Nutrition Director Lisa Altmann said serving two groups of students has complicated schedules and menu patterns. Instead of serving sausage biscuits for breakfast on a Monday, the school’s had to backtrack and serve them on Thursday as well — staff repeated the menu served in person to the first cohort of students to the second. The department also had to send home three days worth of the same meals with both groups of students.

Altmann said she tries to offer variety to students, but it can be difficult. Running an enterprise that serves thousands of students every day is more complicated than preparing a single meal at home, and the menus that jump back and forth during the course of the week make prep more difficult as well.

Now, for elementary schools at least, the department can offer the same four daily menus to students and send home the same meals for their virtual Wednesdays. Some things will stay the same.

“I think we have pretty much decided across the board we will leave dining the same as in plan B, where they will take their meals back to their classrooms or we will continue to deliver them to the classroom,” Altmann said, adding there may be some exceptions such as a class coming through the line and then eating outside when there is nice weather.

Associate Superintendent of Operations Anthony Vann said, even though maintaining 6 feet of distance will not always be possible with more students in buildings at once, the district is planning to keep kids as far apart as it can.

There are some new challenges that will come along with the change. Notably, meal bundle deliveries for virtual students will be changing on the back end. Altmann said families should not notice a difference, but the exceptional children drivers who have been delivering packs with the department will now be preoccupied with getting kids to school.

The nutrition department has some of its own vehicles and will work with outside drivers transporting middle and high school students. It is looking at leasing additional vehicles with federal funding.

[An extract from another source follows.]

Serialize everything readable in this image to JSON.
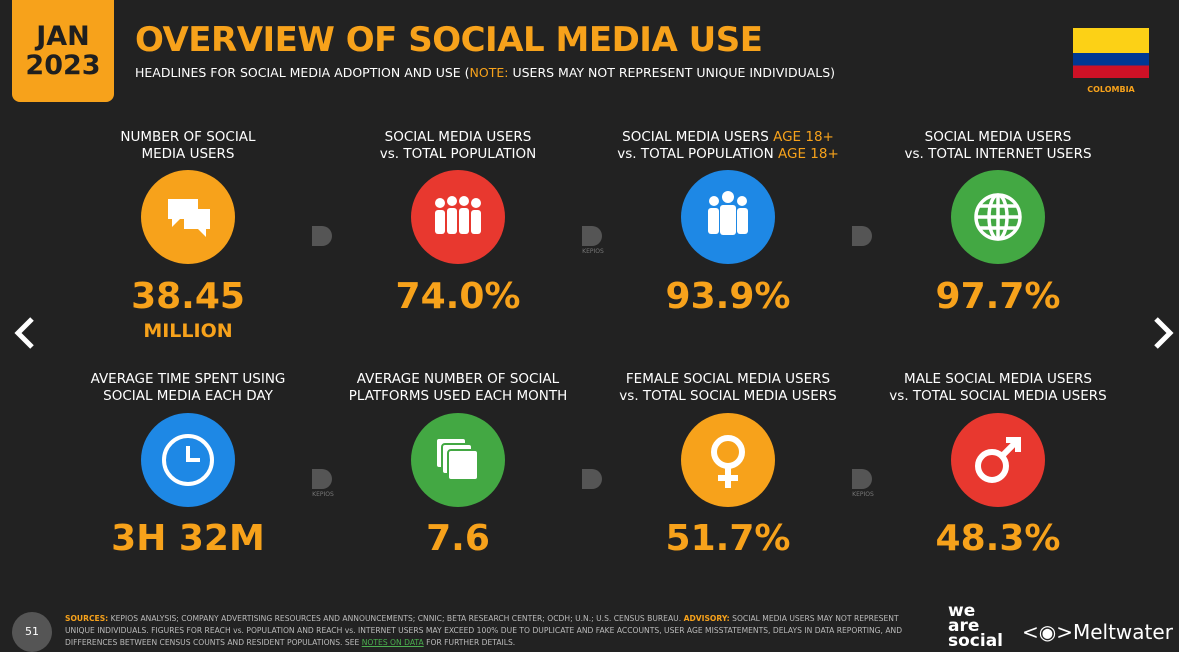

Now also is the time nutrition departments make purchasing orders for next school year. State and federal authorities, including the USDA, are advising to purchase as normal.

Waivers that have made much of what school nutrition departments have been doing for the past year possible are set to expire on June 30, a month after the last day of classes for RSS. Altmann is hoping they will be extended again.

“In think that it is an awesome thing when children are offered free, nutritious meals and not have to worry about where meals are going to come from,” Altmann said.

About Carl Blankenship

Carl Blankenship has covered education for the Post since December 2019. Before coming to Salisbury he was a staff writer for The Avery Journal-Times in Newland and graduated from Appalachian State University in 2017, where he was editor of The Appalachian.